Gary Lineker and the BBC pundits are playing a dangerous game with England

Gary Lineker and the BBC pundits are playing a dangerous game with England

The BBC half-time analysis of England’s match with Switzerland prompted only one reasonable reaction: what game had Gary Lineker and company been watching?

Rio Ferdinand said the first half “had been a huge improvement. This is what we anticipated seeing from England.” Micah Richards said: “England are doing a really good job. It is delightful to see Phil Foden in a position where he can have an impact.” Lineker said: “He is one of the best No 10s, if not the best No 10, in world football.”

England had yet to muster a shot on target but the viewer was being told they were playing superbly, a symphony of creativity and verve conducted by the Stockport Iniesta? It did not add up and there are only two conclusions you can draw.

One, that the experts are seeing something different to what Joe Public is picking up. Personally, I am always happy to entertain this as an explanation: it is obviously the case that these guys know heaps more about playing international football than the viewer, no doubt they have an appreciation of its nuances that the vast majority of us never will.

To that point, Lineker said: “People at home might be saying we haven’t created that many chances, no shots on target, but it is significantly better.” Okay, if you say so. No kicking it in the goal, no kicking it at the goal, but by Jove, it looks like Gareth Southgate has finally cracked it. But then you have to convince the layperson, show and tell them why, and there cannot have been many who were talked into this view.

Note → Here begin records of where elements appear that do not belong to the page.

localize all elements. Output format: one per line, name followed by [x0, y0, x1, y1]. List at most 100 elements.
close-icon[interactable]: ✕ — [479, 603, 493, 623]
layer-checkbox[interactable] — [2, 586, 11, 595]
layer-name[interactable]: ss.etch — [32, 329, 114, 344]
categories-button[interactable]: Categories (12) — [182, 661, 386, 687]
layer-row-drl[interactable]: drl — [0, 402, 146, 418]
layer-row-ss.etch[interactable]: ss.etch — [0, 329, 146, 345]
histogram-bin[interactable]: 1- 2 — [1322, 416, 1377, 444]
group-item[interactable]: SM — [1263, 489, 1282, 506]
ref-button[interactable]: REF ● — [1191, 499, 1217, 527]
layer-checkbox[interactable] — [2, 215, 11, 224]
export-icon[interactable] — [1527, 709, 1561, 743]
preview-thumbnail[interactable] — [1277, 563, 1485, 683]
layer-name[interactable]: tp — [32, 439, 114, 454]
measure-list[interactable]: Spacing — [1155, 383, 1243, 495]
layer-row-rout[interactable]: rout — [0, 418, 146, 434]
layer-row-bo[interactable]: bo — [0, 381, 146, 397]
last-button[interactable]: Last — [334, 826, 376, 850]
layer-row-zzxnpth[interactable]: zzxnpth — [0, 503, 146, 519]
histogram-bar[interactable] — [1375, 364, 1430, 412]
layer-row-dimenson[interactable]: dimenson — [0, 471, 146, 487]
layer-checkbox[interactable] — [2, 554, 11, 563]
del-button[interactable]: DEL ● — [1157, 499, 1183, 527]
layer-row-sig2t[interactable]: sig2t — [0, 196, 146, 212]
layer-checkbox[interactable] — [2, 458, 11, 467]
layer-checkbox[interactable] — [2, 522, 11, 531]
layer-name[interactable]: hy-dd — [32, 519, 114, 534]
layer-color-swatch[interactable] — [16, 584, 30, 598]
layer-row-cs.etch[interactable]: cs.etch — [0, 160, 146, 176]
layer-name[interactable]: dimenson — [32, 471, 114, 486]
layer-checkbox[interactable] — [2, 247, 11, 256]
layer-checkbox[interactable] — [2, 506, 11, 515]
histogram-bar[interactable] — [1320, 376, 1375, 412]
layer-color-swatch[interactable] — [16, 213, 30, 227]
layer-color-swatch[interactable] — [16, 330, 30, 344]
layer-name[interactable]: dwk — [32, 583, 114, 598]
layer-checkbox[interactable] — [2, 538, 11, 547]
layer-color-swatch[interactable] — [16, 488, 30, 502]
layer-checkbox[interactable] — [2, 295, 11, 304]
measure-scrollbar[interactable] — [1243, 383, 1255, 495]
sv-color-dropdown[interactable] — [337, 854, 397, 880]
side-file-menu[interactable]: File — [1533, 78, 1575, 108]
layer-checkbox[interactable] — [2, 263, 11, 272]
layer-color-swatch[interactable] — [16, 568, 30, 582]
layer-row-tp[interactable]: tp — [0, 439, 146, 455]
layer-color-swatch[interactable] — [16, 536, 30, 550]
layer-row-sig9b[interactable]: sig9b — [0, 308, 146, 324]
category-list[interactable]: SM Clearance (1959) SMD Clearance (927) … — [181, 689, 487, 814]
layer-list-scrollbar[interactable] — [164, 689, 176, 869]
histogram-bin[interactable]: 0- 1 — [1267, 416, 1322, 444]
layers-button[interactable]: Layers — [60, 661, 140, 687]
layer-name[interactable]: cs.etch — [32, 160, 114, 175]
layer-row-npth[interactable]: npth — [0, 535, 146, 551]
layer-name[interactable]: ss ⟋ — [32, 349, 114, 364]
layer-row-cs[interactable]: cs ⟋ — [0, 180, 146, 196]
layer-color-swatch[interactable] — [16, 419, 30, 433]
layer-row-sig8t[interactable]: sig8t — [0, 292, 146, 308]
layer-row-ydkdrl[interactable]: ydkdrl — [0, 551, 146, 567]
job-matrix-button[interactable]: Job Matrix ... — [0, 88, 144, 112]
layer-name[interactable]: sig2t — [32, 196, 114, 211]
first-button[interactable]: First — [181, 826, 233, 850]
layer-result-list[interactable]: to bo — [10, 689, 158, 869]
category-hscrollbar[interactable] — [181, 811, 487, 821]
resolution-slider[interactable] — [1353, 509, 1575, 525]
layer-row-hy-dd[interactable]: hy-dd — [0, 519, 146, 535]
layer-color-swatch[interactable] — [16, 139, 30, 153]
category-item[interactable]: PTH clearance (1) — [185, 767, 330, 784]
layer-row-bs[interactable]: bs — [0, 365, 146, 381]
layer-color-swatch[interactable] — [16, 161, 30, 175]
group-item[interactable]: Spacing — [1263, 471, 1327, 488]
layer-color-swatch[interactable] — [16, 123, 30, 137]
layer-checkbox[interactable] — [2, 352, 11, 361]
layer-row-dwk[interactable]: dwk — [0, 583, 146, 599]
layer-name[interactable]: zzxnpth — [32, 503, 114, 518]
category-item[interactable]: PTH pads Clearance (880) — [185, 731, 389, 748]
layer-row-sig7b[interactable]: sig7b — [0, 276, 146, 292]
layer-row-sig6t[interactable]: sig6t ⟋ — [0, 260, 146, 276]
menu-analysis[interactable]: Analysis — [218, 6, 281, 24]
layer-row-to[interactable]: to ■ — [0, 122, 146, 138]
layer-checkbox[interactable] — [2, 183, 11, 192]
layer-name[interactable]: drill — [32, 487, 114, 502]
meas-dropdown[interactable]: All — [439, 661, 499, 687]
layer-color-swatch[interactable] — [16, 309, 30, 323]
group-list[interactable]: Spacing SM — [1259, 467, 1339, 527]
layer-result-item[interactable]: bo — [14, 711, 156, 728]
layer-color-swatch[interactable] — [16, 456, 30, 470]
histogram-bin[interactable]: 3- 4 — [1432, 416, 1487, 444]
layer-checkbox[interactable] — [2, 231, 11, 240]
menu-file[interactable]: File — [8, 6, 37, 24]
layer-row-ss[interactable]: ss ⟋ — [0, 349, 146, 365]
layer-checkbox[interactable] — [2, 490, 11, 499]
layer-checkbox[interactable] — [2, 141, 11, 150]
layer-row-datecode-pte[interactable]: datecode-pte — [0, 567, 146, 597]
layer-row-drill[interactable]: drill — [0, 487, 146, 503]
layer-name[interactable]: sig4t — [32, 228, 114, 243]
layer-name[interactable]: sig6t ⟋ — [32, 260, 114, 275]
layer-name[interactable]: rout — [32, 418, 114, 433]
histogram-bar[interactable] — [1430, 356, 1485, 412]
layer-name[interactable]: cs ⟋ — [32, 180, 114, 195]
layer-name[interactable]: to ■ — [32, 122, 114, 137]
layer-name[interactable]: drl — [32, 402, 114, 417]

Frank Lampard, by way of insight, said that midfield colleagues Kobbie Mainoo and Foden were not getting in each other’s way as much as previous configurations. “Good players know to work off good players,” said Lampard. “So ‘Phil, you’re dropping deep, OK, I’ll go.’” Sure. Does the fact that an entire generation of England failures were attributable in part to Lampard and his midfield contemporaries being unable to do literally this very thing make him uniquely qualified? I will leave that one to the experts.

Plus, it is a football match on the telly. It is vastly popular because it is simple to follow and understand and have opinions and feelings about. It’s not really a field of human endeavour where you can gesture at your vast database of arcane, hard-won knowledge and expect people to say, ‘Okay, wise one, we defer to you.’ Were Ferdinand and Lampard, say, explaining particle physics or the 20th Century history of Albanian politics, then sure.

Until such time as Rio is giving it to us straight about the Large Hadron Collider, you have to say that the second, more likely, explanation is as follows: Gary and pals realised that they had overdone it with their recent criticism of the players and had made a deliberate decision to fluff England up a bit.

Whether this was a suggestion from the BBC bosses or something generated by the Lineker content production empire is hard to say. But it absolutely felt like an overcorrection and, judging from talking to people about the game and reading what people are saying on the internet, most simply did not buy into the idea that England were suddenly vastly improved. The person in the street doesn’t know as much about football as the Match of the Day guys but people can absolutely tell when they are being had on, and there was a calculated, rather cynical, feeling to this 180-degree turn.

Pivoting erratically from massively overhyping the players and then calling for them to be publicly flogged used to be the preserve of the newspapers. Stay in your lane, Gary. While it is fine to hold biased, so-called journalists in contempt for building ‘em up only to knock ‘em down, the reason these guys are getting paid handsomely to talk about football on TV is that they have – or should have – the authority that comes from having played, some empathy for the travails of the current players, and the judgement to know when to criticise fairly and praise proportionately.

Alan Shearer said after the group games: “England were terrible and we have to say that. If England were brilliant, we’d say they were brilliant – that’s the way it is.” But it isn’t, is it? It seems like these England heroes of yore are dipping into the reaction-generating swamp for headlines, and you cannot do that and stay fragrantly above it all, pointing at your medals, good faith and authority.